How To Handle Rejection

I stepped out of the bathroom. I had just washed my face and put on my PJ’s when I walked backed into the bedroom where my friends were gathered in the walk-in closet all giggling. “Hey! What are you guys doing? What’s happening in there?” They just giggled, “Hold on Jenny, we will be right there.”
 
I was seventeen, and we were having a simple slumber party. Nothing unusual about that on a Friday night after a game in high school. This time something felt off. I was being excluded in a way I couldn’t even name. These were a few of my very best friends. I knew they loved me, and I couldn’t think of a single reason why they would huddle in a closet and intentionally leave me out. But the pain of that moment made me feel rejected the rest of the night. I wanted to go home; yet I also wanted to stay. I wanted be part even though it felt obvious I was on the “outs” that night.
 
Have you ever felt that? I’m in, but I’m not. I belong, until I don’t. I’m included, until it stops. It can happen without warning or reason. It can hurt deeply AND, I have learned over time it CAN be for our good.
 
What I learned about that night is my friends were in the closet doing lines of Crystal Meth. Yes. They were getting high. As I slipped away to the bathroom the girls took the opportunity while I wasn’t looking to do the things they knew I would likely not do. I was protected.
 
I think we often see acceptance as inclusion. And when we are included, we are then in collaboration. If this is true then it means we are only accepted when we are asked to participate. And that is a big fat lie! Our acceptance comes from God the father regardless of our efforts or our outcomes. But because we often define being accepted by being included and being included means being in collaboration, we then feel rejection.

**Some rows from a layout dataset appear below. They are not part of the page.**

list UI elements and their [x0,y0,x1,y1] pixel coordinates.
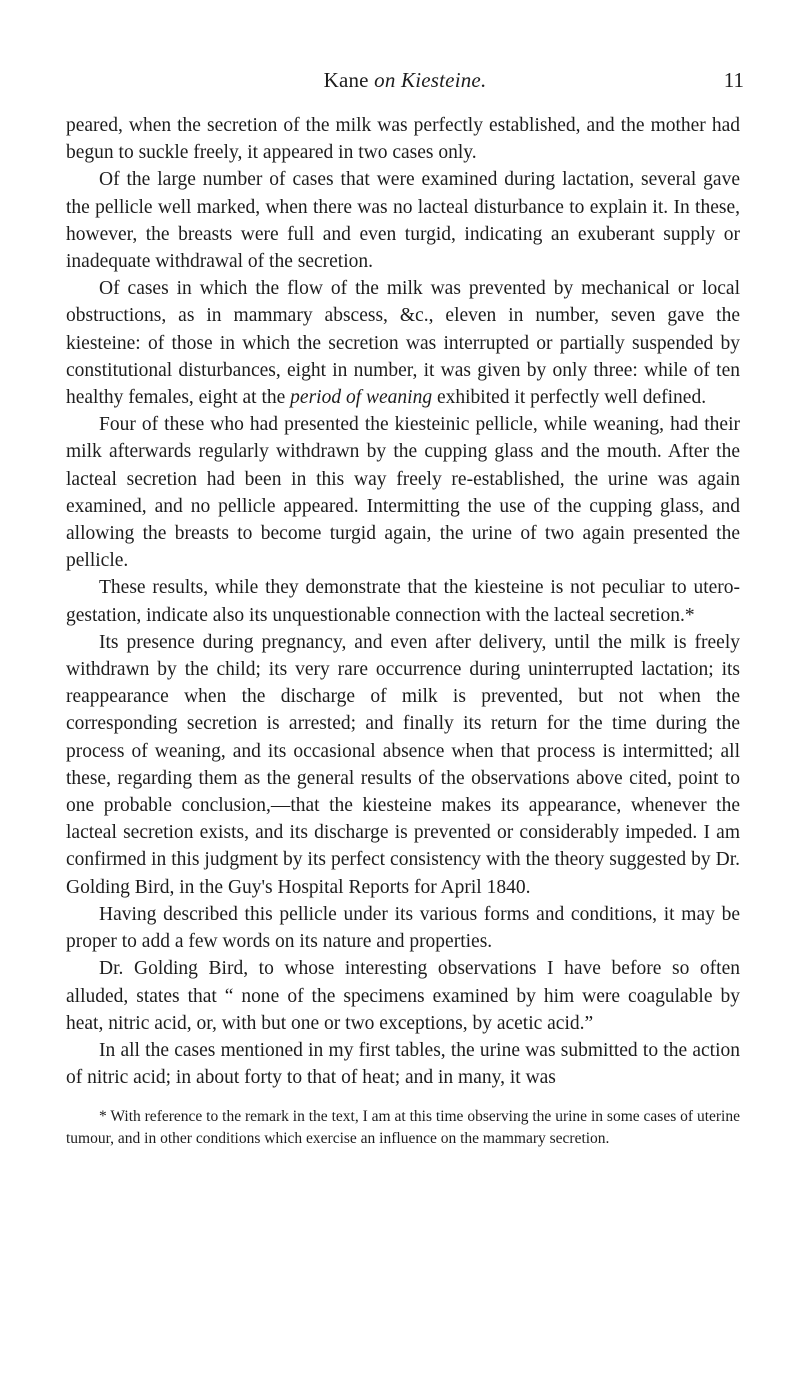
page-number: 11 [723,68,744,92]
paragraph-nature-intro: Having described this pellicle under its various forms and conditions, it may be proper to add a few words on its nature and properties. [66,903,740,953]
running-head-on: on [374,68,396,92]
paragraph-obstruction-italic: period of weaning [290,387,433,409]
running-head-author: Kane [323,68,369,92]
paragraph-obstruction-text-b: exhibited it perfectly well defined. [436,387,707,409]
paragraph-conclusion: Its presence during pregnancy, and even after delivery, until the milk is freely withdrawn by the child; its very rare occurrence during uninterrupted lactation; its reappearance when the discharge of milk is prevented, but not when the corresponding secretion is arrested; and finally its return for the time during the process of weaning, and its occasional absence when that process is intermitted; all these, regarding them as the general results of the observations above cited, point to one probable conclusion,—that the kiesteine makes its appearance, whenever the lacteal secretion exists, and its discharge is prevented or considerably impeded. I am confirmed in this judgment by its perfect consistency with the theory suggested by Dr. Golding Bird, in the Guy's Hospital Reports for April 1840. [66,631,740,898]
footnote [66,1106,740,1149]
paragraph-lactation-cases: Of the large number of cases that were examined during lactation, several gave the pellicle well marked, when there was no lacteal disturbance to explain it. In these, however, the breasts were full and even turgid, indicating an exuberant supply or inadequate withdrawal of the secretion. [66,169,740,273]
paragraph-golding-bird: Dr. Golding Bird, to whose interesting observations I have before so often alluded, states that “ none of the specimens examined by him were coagulable by heat, nitric acid, or, with but one or two exceptions, by acetic acid.” [66,958,740,1034]
paragraph-obstruction-cases [66,275,740,411]
paragraph-results: These results, while they demonstrate that the kiesteine is not peculiar to utero-gestation, indicate also its unquestionable connection with the lacteal secretion.* [66,577,740,626]
paragraph-obstruction-text-a: Of cases in which the flow of the milk was prevented by mechanical or local obstructions, as in mammary abscess, &c., eleven in number, seven gave the kiesteine: of those in which the secretion was interrupted or partially suspended by constitutional disturbances, eight in number, it was given by only three: while of ten healthy females, eight at the [66,278,740,409]
running-head [66,68,744,102]
paragraph-weaning-cases: Four of these who had presented the kiesteinic pellicle, while weaning, had their milk afterwards regularly withdrawn by the cupping glass and the mouth. After the lacteal secretion had been in this way freely re-established, the urine was again examined, and no pellicle appeared. Intermitting the use of the cupping glass, and allowing the breasts to become turgid again, the urine of two again presented the pellicle. [66,414,740,572]
running-head-subject: Kiesteine. [401,68,487,92]
paragraph-continued: peared, when the secretion of the milk was perfectly established, and the mother had begun to suckle freely, it appeared in two cases only. [66,115,740,164]
paragraph-nitric-acid: In all the cases mentioned in my first tables, the urine was submitted to the action of nitric acid; in about forty to that of heat; and in many, it was [66,1039,740,1089]
running-head-title [66,68,744,93]
footnote-text: * With reference to the remark in the text, I am at this time observing the urine in some cases of uterine tumour, and in other conditions which exercise an influence on the mammary secretion. [66,1108,740,1147]
body-text [66,112,740,1091]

This definition of acceptance will mean every time it’s violated I will experience rejection. If we can recognize this is false and our acceptance is assured in the adoption of Jesus as our savior, father and friend there is nothing to be violated. In fact, in this very situation the seeming rejection was actually protection, and I was graciously set apart. God meant for me to be rejected that night. The door was shut not so that I would be set aside, but to be set apart.
 
So the next time you are not invited to participate and that causes you feeling a little excluded PERHAPS you are being set apart.
But you are a chosen people, a royal priesthood, a holy nation, God’s special possession, that you may declare the praises of him who called you out of darkness into his wonderful light.